T. Belman. He’s right about the TSS reaching a dead end but wrong on what the alternative should be. The Jordan Option anybody?
The Jordanian government must adjust its approach from solely promoting a Palestinian state to advocating for Palestinian rights within a unified country, one of the architects of the Israeli-Jordanian peace deal says
Jordan’s former foreign minister, Marwan Muasher, addressing the 59th session of the United Nations General Assembly in New York.
Israel and the Palestinians have “reached a dead end with regard to everything related to the two-state solution,” and the Jordanian government must adjust its approach from solely promoting a Palestinian state to advocating for Palestinian rights within a unified country, one of the architects of the Israeli-Jordanian peace deal declared this week.
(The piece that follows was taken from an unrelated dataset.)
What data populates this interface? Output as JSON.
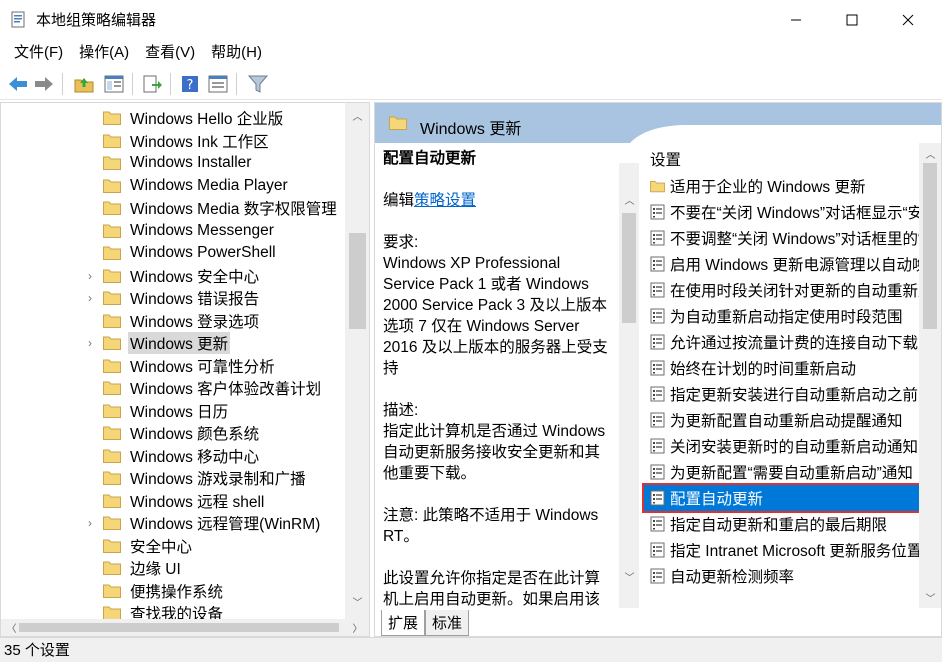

In an opinion piece published in Haaretz’s Hebrew edition on Sunday, former Jordanian foreign minister Marwan Muasher wrote that while “Jordan believes that abandoning the two-state solution would bring about a one-state solution – Israel maintaining an apartheid regime,” such an approach “ignores the fact that an Israeli apartheid regime is not a future threat, but rather an existing reality.”
Muasher, who served as Jordan’s ambassador to Israel in the 1990s, argued that because a two-state solution is currently impossible “we must simply put another question on the table” and ask “what must be done today to ensure that the single state that is taking shape is a democratic state rather than a racist state?”
“The new Jordanian position therefore needs to refine its approach,” he continued, writing that while Amman should not give up on “the fundamental principles of the establishment of a Palestinian state on Palestinian land,” it ought to “shift from focusing on the form of the solution as its lofty goal and focus on equal rights for both sides as a basis for any future solution, regardless of its form, and reject any approach that does not adopt that position.”
The Hashemite Kingdom should focus its efforts on achieving Palestinian unity between Fatah and Hamas and encouraging new elections, he argued. And while financial support for the Palestinians should be emphasized, “Jordan should halt all economic cooperation with Israel, particularly on the subjects of energy and water.”
“Such cooperation,” Muasher argued, “is not consistent with Israel’s aggressive steps against the Palestinian people or with Israel’s repeated attempts to solve the conflict at Jordan’s expense.”
Moreover, “Jordan should act in tandem with the international community to halt several countries’ trade in settlement products and define them as illegal according to international law” while working to “maintain strong relations with the U.S. administration as well as with other countries, to have the international community understand that it will be facing a new situation in which it won’t only have to deal with the occupation, but with a regime of racist separation that the people of the world won’t accept.”
“In the past, Jordan didn’t fail to act or express its positions,” he wrote. “Today, too, there is no reason that it should continue to act as if the two-state solution were approaching. It must therefore shift direction and promote a new policy in the spirit of what I have noted here.”
Muasher served as Jordan’s first ambassador to Israel following the signing of the two countries’ peace treaty in 1994 before going on to serve as Jordan’s envoy to the United States, foreign minister and deputy prime minister. He helped shape the 2002 Arab Peace Initiative but later became disillusioned with the prospects for an Israeli-Palestinian peace, telling AI Monitor in 2013 that he predicted “more turmoil and bloodshed” and that “if there is no two-state solution, the relationship between Jordan and Israel can only get worse, and will heighten Jordanians’ feelings that Israel will attempt to solve the conflict at their expense.”
In 2019, he told Jordan’s Al-Mamlaka TV that by failing to reach an agreement with the Palestinians, Israel was “actively working against Jordan’s national interest” and as a result he supported “reexamine” the peace treaty “as well as our entire approach towards Israel.”
More recently, in an article published in Foreign Affairs this summer, he came out against the Abraham Accords, writing that “sidelining the Palestinians’ is a recipe for violence, not peace.”
Right, like the Jordanian monarchy cares about Palestinian Arabs. Whatever Trojan horse works will do.